Os deputados têm dois meses para conseguir um acordo para regular o teletrabalho, depois de o parlamento ter adiado por 60 dias a votação de projetos dos partidos. Para a ministra do Trabalho, a não regulação do teletrabalho pode levar a relações laborais indignas.
Em entrevista ao Diário de Notícias e à TSF, a ministra do Trabalho, Solidariedade e Segurança Social, Ana Mendes Godinho, considerou que as novas formas de trabalho podem trazer “novos desafios” às relações laborais.
“As novas formas de trabalho têm de ser vistas nas várias dimensões que tem que ver com a capacidade de conciliação da vida pessoal com a vida profissional, com a vida familiar, com a capacidade de desligar, com a capacidade da desconexão quando está a trabalhar fora de um local de trabalho típico, com um conceito tradicional de local de trabalho”, afirmou a governante.
Uma das propostas em cima da mesa na regulação do teletrabalho é o pagamento das despesas que ainda divide os partidos. Para a ministra, “teletrabalho não pode gerar custos acrescidos ao trabalhador”.
“Tem de haver um efeito nulo que garanta que o trabalhador não tem mais despesas nem tem despesas acrescidas porque a forma de prestação do trabalho mudou”, continuou.
A ministra recordou que Portugal foi dos primeiros países a regular o teletrabalho em 2003, “mas claramente não estava preparado para uma adesão massiva dos trabalhadores num contexto de imposição.
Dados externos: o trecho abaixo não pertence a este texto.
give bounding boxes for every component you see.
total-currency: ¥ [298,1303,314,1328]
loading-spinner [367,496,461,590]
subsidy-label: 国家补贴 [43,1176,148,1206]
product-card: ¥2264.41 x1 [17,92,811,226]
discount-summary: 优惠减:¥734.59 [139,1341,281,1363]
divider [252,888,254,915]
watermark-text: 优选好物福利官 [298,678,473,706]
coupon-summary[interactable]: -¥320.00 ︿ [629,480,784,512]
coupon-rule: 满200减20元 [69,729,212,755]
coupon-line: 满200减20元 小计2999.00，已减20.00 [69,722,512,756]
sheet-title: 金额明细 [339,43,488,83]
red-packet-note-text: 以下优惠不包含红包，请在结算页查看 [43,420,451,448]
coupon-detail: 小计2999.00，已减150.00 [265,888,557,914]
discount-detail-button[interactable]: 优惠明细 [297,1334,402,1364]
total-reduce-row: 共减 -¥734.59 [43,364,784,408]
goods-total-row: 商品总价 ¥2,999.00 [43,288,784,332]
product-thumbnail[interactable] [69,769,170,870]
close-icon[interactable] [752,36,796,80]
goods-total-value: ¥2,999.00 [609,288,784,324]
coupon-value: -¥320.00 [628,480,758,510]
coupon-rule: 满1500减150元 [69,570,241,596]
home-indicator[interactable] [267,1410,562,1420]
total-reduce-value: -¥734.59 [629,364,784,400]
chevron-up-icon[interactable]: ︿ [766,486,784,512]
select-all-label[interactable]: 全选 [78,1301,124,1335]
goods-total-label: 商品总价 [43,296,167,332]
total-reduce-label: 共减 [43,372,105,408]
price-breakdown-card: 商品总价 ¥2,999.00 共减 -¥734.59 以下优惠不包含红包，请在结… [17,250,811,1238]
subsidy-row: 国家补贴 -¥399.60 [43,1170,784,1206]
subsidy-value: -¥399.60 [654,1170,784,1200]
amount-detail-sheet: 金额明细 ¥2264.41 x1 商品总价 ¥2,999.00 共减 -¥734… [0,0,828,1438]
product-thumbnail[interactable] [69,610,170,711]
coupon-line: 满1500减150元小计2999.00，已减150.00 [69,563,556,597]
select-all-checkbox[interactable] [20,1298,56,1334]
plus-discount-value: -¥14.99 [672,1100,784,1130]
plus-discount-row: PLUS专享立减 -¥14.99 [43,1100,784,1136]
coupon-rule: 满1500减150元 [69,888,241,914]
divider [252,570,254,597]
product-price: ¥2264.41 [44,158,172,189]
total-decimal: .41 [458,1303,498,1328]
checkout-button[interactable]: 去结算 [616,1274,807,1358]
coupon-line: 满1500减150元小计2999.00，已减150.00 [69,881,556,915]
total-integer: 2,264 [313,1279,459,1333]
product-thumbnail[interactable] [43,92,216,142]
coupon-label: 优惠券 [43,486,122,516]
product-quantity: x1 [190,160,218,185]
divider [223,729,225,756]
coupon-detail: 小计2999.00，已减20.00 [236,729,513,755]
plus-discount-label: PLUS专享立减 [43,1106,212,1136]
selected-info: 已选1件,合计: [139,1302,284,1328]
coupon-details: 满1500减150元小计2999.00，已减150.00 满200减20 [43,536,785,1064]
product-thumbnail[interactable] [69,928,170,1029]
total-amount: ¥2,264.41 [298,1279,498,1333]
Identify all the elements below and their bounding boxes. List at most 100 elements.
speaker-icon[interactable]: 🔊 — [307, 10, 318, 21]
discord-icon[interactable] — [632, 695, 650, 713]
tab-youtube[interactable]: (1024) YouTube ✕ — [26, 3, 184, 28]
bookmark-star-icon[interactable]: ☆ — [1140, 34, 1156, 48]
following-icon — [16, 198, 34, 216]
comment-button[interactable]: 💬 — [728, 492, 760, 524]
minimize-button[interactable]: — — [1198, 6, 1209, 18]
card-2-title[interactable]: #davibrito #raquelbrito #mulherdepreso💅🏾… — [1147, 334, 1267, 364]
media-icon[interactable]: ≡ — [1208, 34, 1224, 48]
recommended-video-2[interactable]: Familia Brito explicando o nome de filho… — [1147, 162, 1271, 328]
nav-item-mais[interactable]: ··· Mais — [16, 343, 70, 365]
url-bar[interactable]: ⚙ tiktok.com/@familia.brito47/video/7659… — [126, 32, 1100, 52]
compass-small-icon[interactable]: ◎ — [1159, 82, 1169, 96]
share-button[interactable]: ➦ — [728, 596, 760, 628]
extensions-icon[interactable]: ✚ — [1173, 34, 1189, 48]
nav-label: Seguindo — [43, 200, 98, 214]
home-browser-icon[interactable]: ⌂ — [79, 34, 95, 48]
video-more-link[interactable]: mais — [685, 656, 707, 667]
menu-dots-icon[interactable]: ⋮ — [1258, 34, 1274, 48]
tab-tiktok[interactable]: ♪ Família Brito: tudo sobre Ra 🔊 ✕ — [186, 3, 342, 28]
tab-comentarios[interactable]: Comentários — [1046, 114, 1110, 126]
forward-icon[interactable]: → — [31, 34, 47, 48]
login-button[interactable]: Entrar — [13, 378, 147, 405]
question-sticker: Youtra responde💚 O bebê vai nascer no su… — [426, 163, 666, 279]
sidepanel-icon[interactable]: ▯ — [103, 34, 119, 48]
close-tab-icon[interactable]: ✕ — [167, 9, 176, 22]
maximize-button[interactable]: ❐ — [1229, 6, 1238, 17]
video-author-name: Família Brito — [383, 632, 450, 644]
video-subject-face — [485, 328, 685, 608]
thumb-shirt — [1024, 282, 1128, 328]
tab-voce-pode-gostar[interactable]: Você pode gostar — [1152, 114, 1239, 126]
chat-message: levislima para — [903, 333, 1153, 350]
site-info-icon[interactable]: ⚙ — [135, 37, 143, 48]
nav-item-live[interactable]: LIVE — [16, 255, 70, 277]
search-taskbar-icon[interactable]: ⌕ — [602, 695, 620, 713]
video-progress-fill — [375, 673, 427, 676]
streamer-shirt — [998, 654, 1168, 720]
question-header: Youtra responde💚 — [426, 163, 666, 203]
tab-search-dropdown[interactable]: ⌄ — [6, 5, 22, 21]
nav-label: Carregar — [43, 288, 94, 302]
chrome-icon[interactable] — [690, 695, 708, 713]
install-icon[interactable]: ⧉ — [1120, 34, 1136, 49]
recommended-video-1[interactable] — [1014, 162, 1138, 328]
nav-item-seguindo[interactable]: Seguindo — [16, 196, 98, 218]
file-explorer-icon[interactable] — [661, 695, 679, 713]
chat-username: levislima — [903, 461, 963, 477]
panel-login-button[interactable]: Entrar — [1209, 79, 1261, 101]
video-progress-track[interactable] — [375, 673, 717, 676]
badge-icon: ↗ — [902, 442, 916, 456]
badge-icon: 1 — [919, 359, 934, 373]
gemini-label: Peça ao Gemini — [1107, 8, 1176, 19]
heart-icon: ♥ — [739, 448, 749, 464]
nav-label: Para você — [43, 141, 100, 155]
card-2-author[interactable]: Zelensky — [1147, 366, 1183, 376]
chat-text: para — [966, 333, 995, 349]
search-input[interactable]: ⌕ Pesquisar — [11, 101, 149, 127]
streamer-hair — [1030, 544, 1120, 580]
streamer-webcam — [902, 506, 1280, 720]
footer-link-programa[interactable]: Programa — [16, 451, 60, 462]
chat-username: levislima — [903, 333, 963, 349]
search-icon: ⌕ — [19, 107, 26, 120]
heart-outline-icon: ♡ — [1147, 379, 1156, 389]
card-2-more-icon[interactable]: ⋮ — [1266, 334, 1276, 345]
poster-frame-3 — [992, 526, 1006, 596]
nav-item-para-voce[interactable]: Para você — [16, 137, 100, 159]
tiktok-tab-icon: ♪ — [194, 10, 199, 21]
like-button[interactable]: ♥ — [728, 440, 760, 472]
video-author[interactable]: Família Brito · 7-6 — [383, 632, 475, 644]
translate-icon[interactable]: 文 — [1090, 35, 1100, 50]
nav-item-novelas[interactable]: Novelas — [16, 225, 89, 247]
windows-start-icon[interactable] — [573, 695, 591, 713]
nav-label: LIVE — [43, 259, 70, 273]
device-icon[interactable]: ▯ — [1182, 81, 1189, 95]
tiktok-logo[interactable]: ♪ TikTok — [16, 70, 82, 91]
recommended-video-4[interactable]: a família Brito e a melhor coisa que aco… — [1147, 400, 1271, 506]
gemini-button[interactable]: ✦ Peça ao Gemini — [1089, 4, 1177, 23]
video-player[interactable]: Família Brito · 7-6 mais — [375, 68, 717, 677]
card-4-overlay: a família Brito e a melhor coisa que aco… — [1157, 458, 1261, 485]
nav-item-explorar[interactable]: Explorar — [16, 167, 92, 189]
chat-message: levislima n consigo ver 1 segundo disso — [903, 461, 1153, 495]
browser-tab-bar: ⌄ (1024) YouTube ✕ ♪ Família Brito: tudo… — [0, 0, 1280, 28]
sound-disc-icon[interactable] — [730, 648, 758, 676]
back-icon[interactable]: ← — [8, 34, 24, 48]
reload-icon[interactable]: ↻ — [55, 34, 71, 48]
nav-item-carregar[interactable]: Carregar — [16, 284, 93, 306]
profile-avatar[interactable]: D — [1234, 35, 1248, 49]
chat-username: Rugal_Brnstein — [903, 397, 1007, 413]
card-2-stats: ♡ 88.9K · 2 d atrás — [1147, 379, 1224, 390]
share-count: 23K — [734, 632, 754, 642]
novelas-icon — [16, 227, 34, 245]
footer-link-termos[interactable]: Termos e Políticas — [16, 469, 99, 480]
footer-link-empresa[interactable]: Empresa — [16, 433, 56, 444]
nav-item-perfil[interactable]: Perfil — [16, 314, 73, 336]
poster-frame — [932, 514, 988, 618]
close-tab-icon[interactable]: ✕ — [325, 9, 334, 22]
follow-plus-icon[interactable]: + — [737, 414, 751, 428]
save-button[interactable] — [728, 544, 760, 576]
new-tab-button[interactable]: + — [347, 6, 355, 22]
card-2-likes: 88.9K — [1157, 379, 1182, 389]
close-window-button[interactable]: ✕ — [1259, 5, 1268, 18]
Naturalmente, agora precisamos, e isso ficou evidente durante a pandemia por termos tido tantas pessoas em teletrabalho e em contextos tão exigentes, de regular o teletrabalho de outra forma”.
Para Ana Mendes Godinho, é necessário regular “a questão das despesas, a questão de frisar que o teletrabalho deve ser sempre por acordo e que deve ser esse um princípio basilar, e de garantir de facto que o trabalhador não tem custos acrescidos, e também definir algumas regras, nomeadamente quanto à segurança e à saúde no trabalho, quanto à questão de o risco até por acidentes de trabalho ficar salvaguardado, quando isto aconteça noutro contexto que não o contexto tradicional do local de trabalho.”
Sobre o facto de o teletrabalho estar previsto até ao final do ano, mas ter um prazo de vigência até dia 16 de maio,a ministra explicou que “é um diploma que prevê um enquadramento da possibilidade de haver teletrabalho obrigatório nas funções que são compatíveis até ao final do ano”.
Assim, “em função da evolução da pandemia será avaliada a necessidade de manutenção do teletrabalho que, naturalmente, poderá evoluir para se manter obrigatório ao longo do tempo”.
Dois meses concluir leis do teletrabalho
Esta quinta-feira, os deputados usaram uma figura do regimento para pedir que baixem à comissão sem votação os 10 projetos de lei que regulamentam o teletrabalho, um agendamento que partiu do BE, a que se juntaram depois as propostas do PS, PSD, PCP, CDS-PP, PAN, PEV e da deputada não inscrita Cristina Rodrigues.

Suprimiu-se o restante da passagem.